Лёха расположился в маленькой угловой комнате под крышей, с видом на реку. По вечерам он выходил на балкон, смотрел, как солнце тонет в мутных водах Янцзы, и говорил:
— Хорошо-то как, Маша!
А курившие ниже лётчики эхом повторяли:
— Твою мать, твою мать… — и ржали, как лошади.
В этот день, идя с Сашей Хватовым и новым стрелком-радистом по набережной Ханькоу, Лёха был в редком приподнятом настроении. День выдался мирный, самолёты целы, начальство сыто, и потому в душе зачесалось то особое чувство, которое в обиходе называют «побаловать экипаж».
— Вот бы чего-нибудь полезного, — сказал Лёха, — но не из спирта. И не из табака.
— Ага, — согласился Хватов, — карандашей. Цветных. А то чертить совсем нечем, да и чтобы жизнь веселее рисовалась.

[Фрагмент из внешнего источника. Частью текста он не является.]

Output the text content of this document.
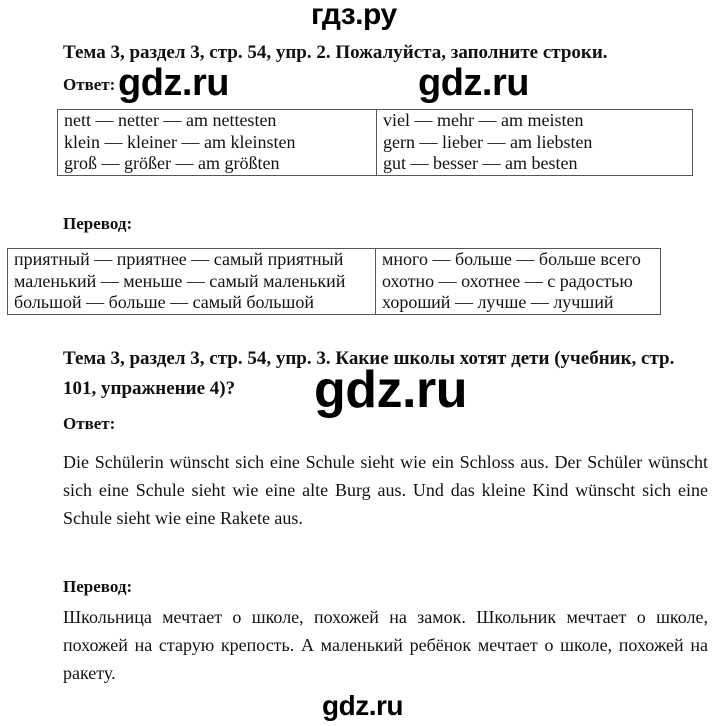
гдз.ру
Тема 3, раздел 3, стр. 54, упр. 2. Пожалуйста, заполните строки.
Ответ: gdz.ru	gdz.ru
nett — netter — am nettesten
klein — kleiner — am kleinsten
groß — größer — am größten
viel — mehr — am meisten
gern — lieber — am liebsten
gut — besser — am besten
Перевод:
приятный — приятнее — самый приятный
маленький — меньше — самый маленький
большой — больше — самый большой
много — больше — больше всего
охотно — охотнее — с радостью
хороший — лучше — лучший
Тема 3, раздел 3, стр. 54, упр. 3. Какие школы хотят дети (учебник, стр.
101, упражнение 4)? gdz.ru
Ответ:
Die Schülerin wünscht sich eine Schule sieht wie ein Schloss aus. Der Schüler wünscht sich eine Schule sieht wie eine alte Burg aus. Und das kleine Kind wünscht sich eine Schule sieht wie eine Rakete aus.
Перевод:
Школьница мечтает о школе, похожей на замок. Школьник мечтает о школе, похожей на старую крепость. А маленький ребёнок мечтает о школе, похожей на ракету.
gdz.ru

В тридцатых годах в нищем Китае карандаш — это почти как револьвер: редкий, дорогой и всегда кому-то нужный. И вот наша троица зашла в лавку какого-то китайского купца. Лавка была из тех, где пахнет краской, чаем и деньгами. На полках — веера, чернила, маленькие фарфоровые чернильницы, а за стойкой сам хозяин — гладкий, улыбчивый, как кот, который знает цену и своему товару, и вашим слабостям.
— Имеются ли карандаши, — спросил Лёха, вытаскивая все свои познания в языке, — такие, два или три цвета в одном?
Хозяин поклонился и сказал, что имеет. Новое поступление из Сянгана, фабрика Fing Sung Pencil Co., очень хорошее качество.
— Ай, ка-ра-шо, ай, ка-ра-шо! — повторял уже дрессированный советскими воинами и подкованный в русском хозяин лавки.
Только вот выяснилась беда — цены ещё не знает, но к вечеру, если господа пожелают, он доставит прямо на аэродром.
— А чтоб не перепутать, — добавил он, — прошу написать на коробочках фамилии заказчиков.
Лёха, не моргнув, продиктовал на китайском:
— Товарищи Брежнев, Горбачёв и Хрущёв.
Хватов заржал в голос, радист захрюкал, а купец серьёзно записал, поклонился и пообещал точность исполнения.
К вечеру, когда солнце уже клонилось к Янцзы, на аэродроме поднялся шум. Китайская полиция на въезде поймала шпиона, который пытался протащить на территорию два ящика с динамитом, привязанные к ослику. При задержании он вопил, что это ящики с карандашами и заказали их три советских пилота — товарищи Буй, Гуй и Х…й.
На следующее утро смех в штабе стоял до самого обеда. А ещё через день китайские полицейские с величайшей учтивостью привезли на аэродром два больших, но аккуратных ящика цветных карандашей. Фирма Fing Sung Pencil Co. — красным с одной стороны, синим с другой.